Date : Thu, 23 Aug 2007 08:54:23 +0100
From : dl.harper@... (David Harper)
Subject: Multiple filing systems (was Acorn Winchester
Jonathan Graham Harston wrote:
> No, the default (and always) position is for the selected filing
> system to be active. You can't have more than one filing system
> active at once - what media would be accessed?
>
> ...
>
> You're mixing up "active" with "present".
I think a bit more clarity is needed here.

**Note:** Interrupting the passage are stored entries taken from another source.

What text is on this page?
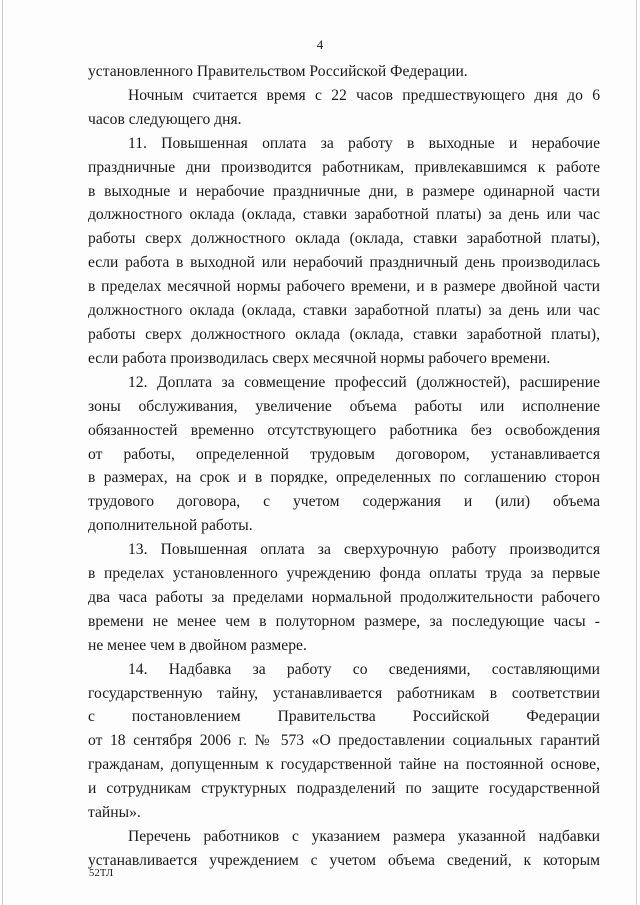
4
установленного Правительством Российской Федерации.
Ночным считается время с 22 часов предшествующего дня до 6
часов следующего дня.
11. Повышенная оплата за работу в выходные и нерабочие
праздничные дни производится работникам, привлекавшимся к работе
в выходные и нерабочие праздничные дни, в размере одинарной части
должностного оклада (оклада, ставки заработной платы) за день или час
работы сверх должностного оклада (оклада, ставки заработной платы),
если работа в выходной или нерабочий праздничный день производилась
в пределах месячной нормы рабочего времени, и в размере двойной части
должностного оклада (оклада, ставки заработной платы) за день или час
работы сверх должностного оклада (оклада, ставки заработной платы),
если работа производилась сверх месячной нормы рабочего времени.
12. Доплата за совмещение профессий (должностей), расширение
зоны обслуживания, увеличение объема работы или исполнение
обязанностей временно отсутствующего работника без освобождения
от работы, определенной трудовым договором, устанавливается
в размерах, на срок и в порядке, определенных по соглашению сторон
трудового договора, с учетом содержания и (или) объема
дополнительной работы.
13. Повышенная оплата за сверхурочную работу производится
в пределах установленного учреждению фонда оплаты труда за первые
два часа работы за пределами нормальной продолжительности рабочего
времени не менее чем в полуторном размере, за последующие часы -
не менее чем в двойном размере.
14. Надбавка за работу со сведениями, составляющими
государственную тайну, устанавливается работникам в соответствии
с постановлением Правительства Российской Федерации
от 18 сентября 2006 г. № 573 «О предоставлении социальных гарантий
гражданам, допущенным к государственной тайне на постоянной основе,
и сотрудникам структурных подразделений по защите государственной
тайны».
Перечень работников с указанием размера указанной надбавки
устанавливается учреждением с учетом объема сведений, к которым
52ТЛ
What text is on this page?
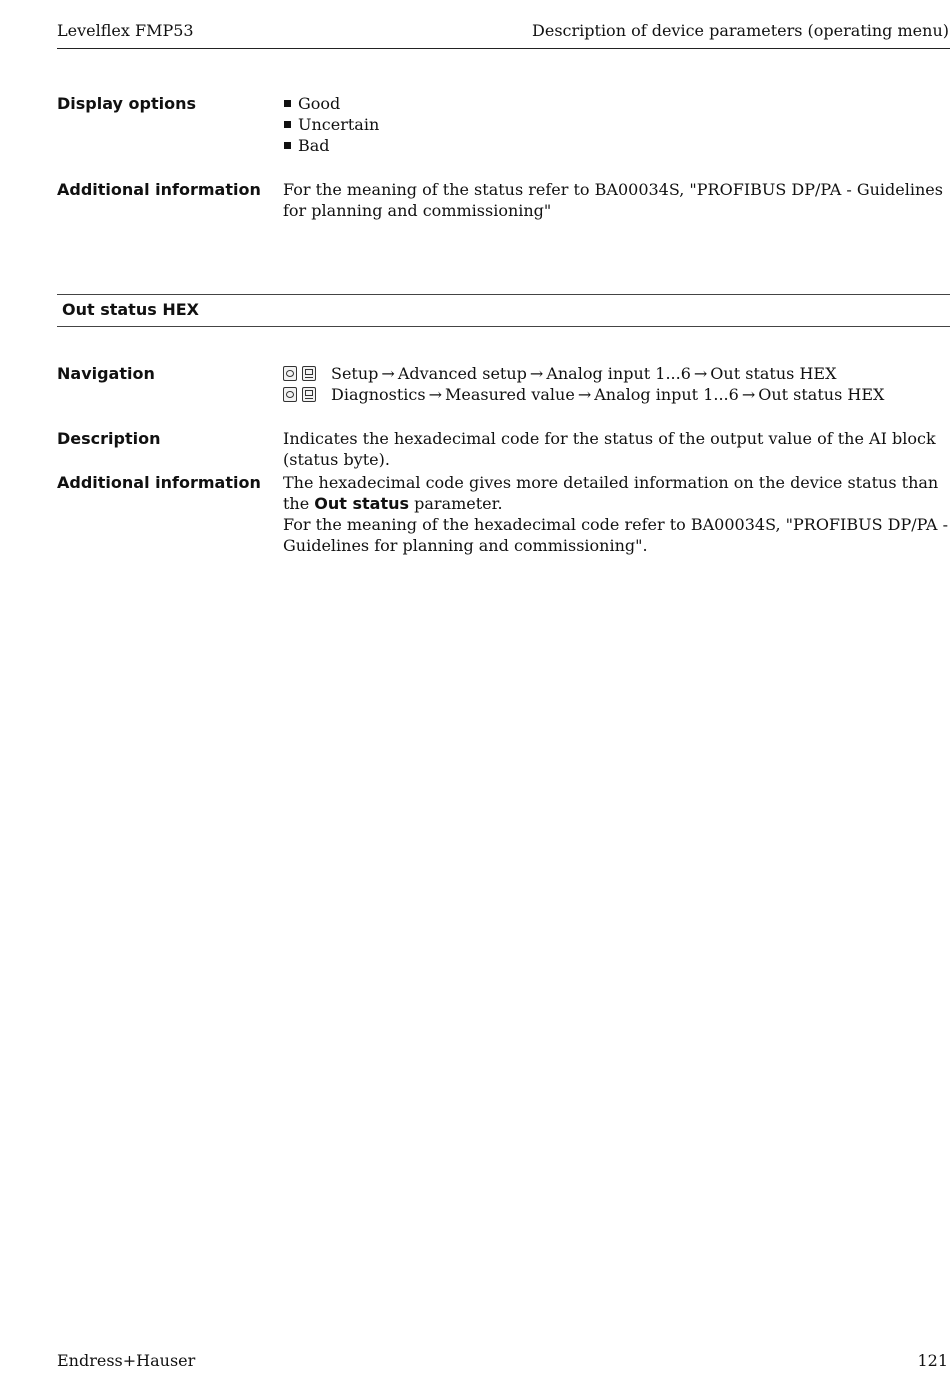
Levelflex FMP53	Description of device parameters (operating menu)
Display options	Good
Uncertain
Bad
Additional information	For the meaning of the status refer to BA00034S, "PROFIBUS DP/PA - Guidelines for planning and commissioning"
Out status HEX
Navigation	Setup → Advanced setup → Analog input 1...6 → Out status HEX
Diagnostics → Measured value → Analog input 1...6 → Out status HEX
Description	Indicates the hexadecimal code for the status of the output value of the AI block (status byte).
Additional information	The hexadecimal code gives more detailed information on the device status than the Out status parameter.
For the meaning of the hexadecimal code refer to BA00034S, "PROFIBUS DP/PA - Guidelines for planning and commissioning".
Endress+Hauser	121
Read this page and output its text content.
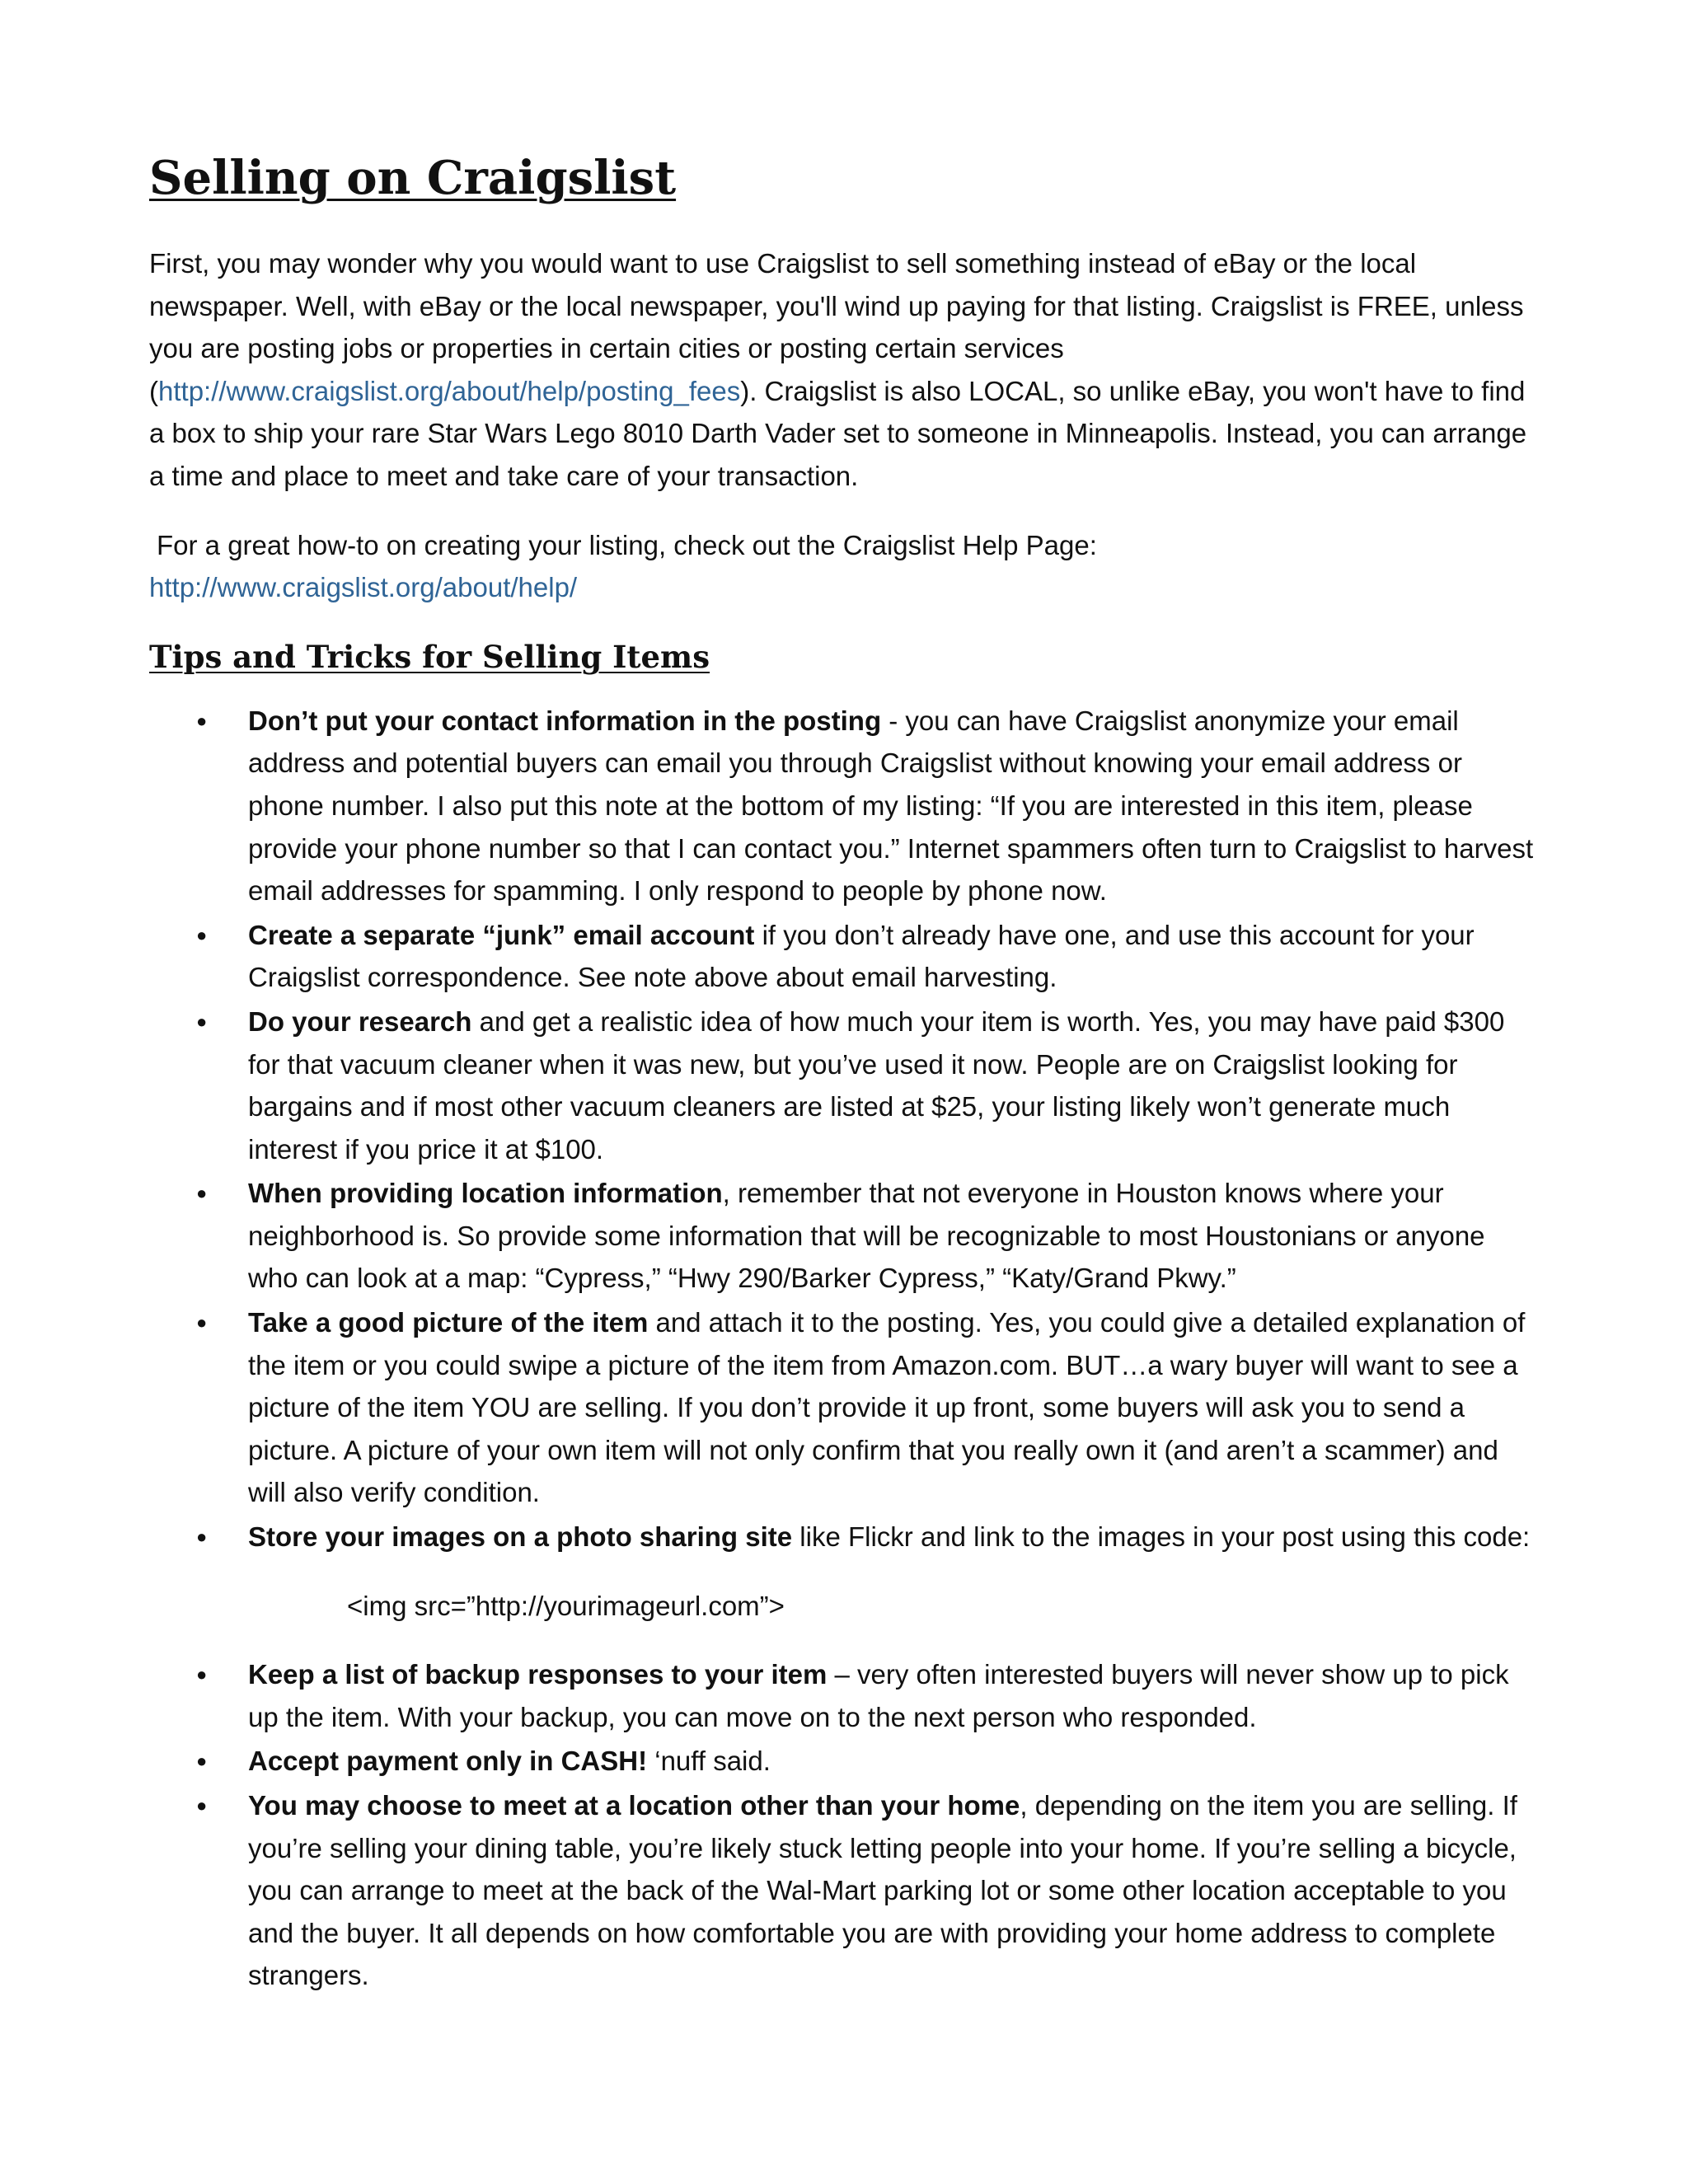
Selling on Craigslist

First, you may wonder why you would want to use Craigslist to sell something instead of eBay or the local newspaper. Well, with eBay or the local newspaper, you'll wind up paying for that listing. Craigslist is FREE, unless you are posting jobs or properties in certain cities or posting certain services (http://www.craigslist.org/about/help/posting_fees). Craigslist is also LOCAL, so unlike eBay, you won't have to find a box to ship your rare Star Wars Lego 8010 Darth Vader set to someone in Minneapolis. Instead, you can arrange a time and place to meet and take care of your transaction.

For a great how-to on creating your listing, check out the Craigslist Help Page:
http://www.craigslist.org/about/help/

Tips and Tricks for Selling Items
● Don’t put your contact information in the posting - you can have Craigslist anonymize your email address and potential buyers can email you through Craigslist without knowing your email address or phone number. I also put this note at the bottom of my listing: “If you are interested in this item, please provide your phone number so that I can contact you.” Internet spammers often turn to Craigslist to harvest email addresses for spamming. I only respond to people by phone now.
● Create a separate “junk” email account if you don’t already have one, and use this account for your Craigslist correspondence. See note above about email harvesting.
● Do your research and get a realistic idea of how much your item is worth. Yes, you may have paid $300 for that vacuum cleaner when it was new, but you’ve used it now. People are on Craigslist looking for bargains and if most other vacuum cleaners are listed at $25, your listing likely won’t generate much interest if you price it at $100.
● When providing location information, remember that not everyone in Houston knows where your neighborhood is. So provide some information that will be recognizable to most Houstonians or anyone who can look at a map: “Cypress,” “Hwy 290/Barker Cypress,” “Katy/Grand Pkwy.”
● Take a good picture of the item and attach it to the posting. Yes, you could give a detailed explanation of the item or you could swipe a picture of the item from Amazon.com. BUT…a wary buyer will want to see a picture of the item YOU are selling. If you don’t provide it up front, some buyers will ask you to send a picture. A picture of your own item will not only confirm that you really own it (and aren’t a scammer) and will also verify condition.
● Store your images on a photo sharing site like Flickr and link to the images in your post using this code:
<img src=”http://yourimageurl.com”>
● Keep a list of backup responses to your item – very often interested buyers will never show up to pick up the item. With your backup, you can move on to the next person who responded.
● Accept payment only in CASH! ‘nuff said.
● You may choose to meet at a location other than your home, depending on the item you are selling. If you’re selling your dining table, you’re likely stuck letting people into your home. If you’re selling a bicycle, you can arrange to meet at the back of the Wal-Mart parking lot or some other location acceptable to you and the buyer. It all depends on how comfortable you are with providing your home address to complete strangers.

Obviously you can have several filing systems in a BBC Computer, and swap
between them with appropriate *-commands. Such a command makes one or other
of them into the current filing system.
How much, though, is being the "current filing system" the same as being
"active"?
Certainly on the Master you can open a file under one filing system; if you
then swap to another filing system then the first file remains open. If, for
instance, you try:
*ADFS
H%=OPENOUT("AFILE")
*DISC
BPUT# H%,50
the fourth line will correctly write the byte to the ADFS file, even though
DFS is current. It will cause ADFS to be swapped in temporarily for the byte
to be written (because the file is open in ADFS), but it will not affect DFS
being the "current" filing system.
In other words, you can have files open in several different filing systems
at the same time, and the system will happily recognise which FS each one
belongs to, and swap them in and out automatically in order for appropriate
actions to take place. Once you have opened a file, you can forget which
filing system it belongs to - the machine will look after it for you.
This seems to me like having several filing systems "active" at the same
time, even though only one of them is "current".
What I cannot remember is how much of this existed on the original Beeb, and
how much was introduced with the Master.